Arizona not waiting to get healthy in race towards Big 12 title

· Yahoo Sports

HOUSTON — The logic was easy to figure, but Jaden Bradley wasn’t buying it.

Visit asg-reflektory.pl for more information.

Because the Arizona Wildcats built their 23-0 start with a rotation that was injury-free, then lost two games in a row when it wasn't, their most likely path to winning the Big 12 didn’t appear to include a 73-66 win at second-ranked Houston on Saturday.

Or any win against Houston.

More likely, it was to just get past that game and make sure to beat everyone else on the schedule: Baylor on Tuesday, Kansas and Iowa State at home after that, and Colorado in an away game to finish the regular season.

After all, even in the high-elevation environment of that March 7 game against the Buffaloes, the Wildcats might be able to breathe easier.

By then or before then, they could have Koa Peat back from a lower leg injury that has bothered him since Feb. 7 and kept him out for UA's past two games; they could have Dwayne Aristode back from an undisclosed illness, and they could have Brayden Burries back at full strength after a bug of his own.

After all, UA coach Tommy Lloyd told the Star on Saturday that he expected to get Peat back “sooner rather than later,” was hoping Aristode “is close,” and that Burries was “gonna turn the corner soon.”

In other words, the Wildcats could have just hung on until better times come around. But they didn’t wait.

Now, at 25-2 overall and 12-2 in the Big 12, Arizona is alone in first place with four games to go.

“Our job as players is always to try to go out there and win, no matter what,” Bradley said. “We did a great job. We’ve got to tighten up on our free throws and all that other stuff, but we did a great job.”

It is true that the Wildcats hit only 64.5% of their free throws Saturday, with Bradley uncharacteristically missing 5 of 10 — including 1 of 2 when the Wildcats were trying to put the game away in the final seconds.

There were other problems, too.

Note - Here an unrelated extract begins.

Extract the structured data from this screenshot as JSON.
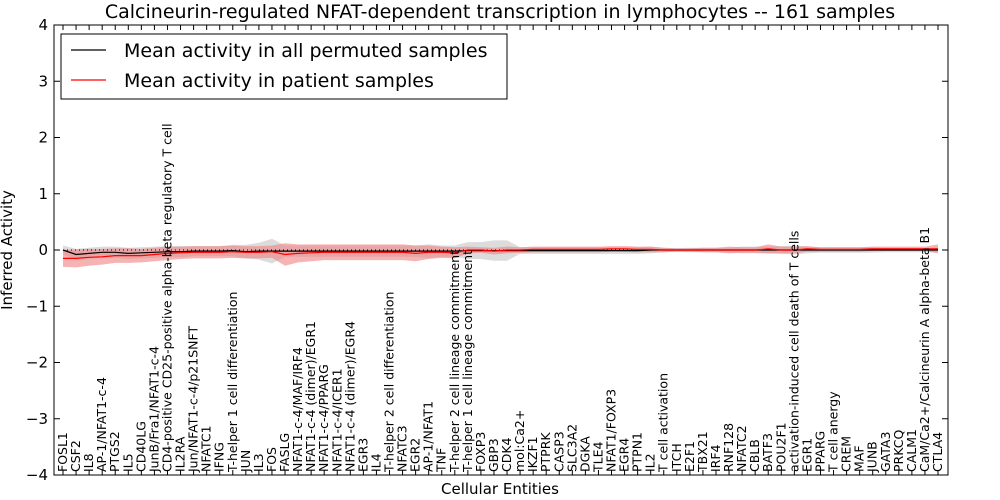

UA hit only 3 of 12 from 3-point range, and while the Wildcats can usually shrug off that sort of thing by drilling teams in the paint, the inside wasn’t working out as usual Saturday.

Houston threw double-teams whenever the Wildcats sent the ball inside, with post players Tobe Awaka (3 of 5) and Motiejus Krivas (2 of 4) combining to take just nine shots. Moreover, Peat’s presence on the bench Saturday drastically altered the Wildcats' post rotation.

Instead of having three guys for two post spots, the way they had run it nearly all season, they had only two: Krivas and Awaka, as much as possible, with wing Ivan Kharchenkov moving over as needed.

“You take a guy like Koa out of the equation, a guy who is so important, and you start playing guys a little bit more, and maybe with lineups you haven't played as much,” Lloyd said. With Peat available, “when a guy gets a foul you have the luxury of sitting him for a stretch to make sure he doesn't get a second.

“Now you’re having to bring guys back a little bit quicker. And in a physical game like this — it’s like calling offensive holding in the NFL, you probably could pick a rebounding foul on either team every possession — you just have to dodge some bullets.”

They didn’t really even do that, with both Krivas and Awaka fouling out, having totaled just 11 points and 42 minutes between them.

But the Wildcats made up for it by getting Kharchenkov and Anthony Dell’Orso to aggressively drive in gaps whenever they appeared, and by turning the ball over just five times.

Kharchenkov, playing both forward spots, collected 16 points and nine rebounds.

“Arizona has great size but their best team tonight was when Kharchenkov was at the four,” Houston coach Kelvin Sampson said. “I didn't think their bigs impacted the game as much as I thought” they would.

Dell’Orso scored 22 points for the second straight game, making 6 of 9 shots from inside the arc, and Lloyd said the Aussie wing had some “spitfire” in him.

“I don't know how many of you guys know Aussies, but Aussies got some you-know-what to them, and he has a little bit” of that, said Lloyd, who spent a year playing and coaching in Australia early in his career. “It wasn't going his way for a good stretch there a while back, and he hung with it. Our guys hung with him, and the staff hung with him."

While Dell'Orso led the Wildcats offensively, Kharchenkov led a defense that held Houston to just 35.7% shooting and kept the Cougars’ top 3-point threat, Emanuel Sharp, to 2 of 8 shooting from 3-point range — and 0 for 3 from inside the arc.

Also worth noting: That Kharchenkov played 39 minutes.

He had no choice. At least for now, the Wildcats aren’t built quite the same way they were during their 23-0 start, and Kharchenkov is a focal point of that change, expanding his game on both ends of the floor.

“We knew Houston is a tough matchup for us, especially we were banged up a little bit, and the two losses just didn't taste right in the mouth,” Kharchenkov said. “So we just figured it out. Fought, and figured it out.”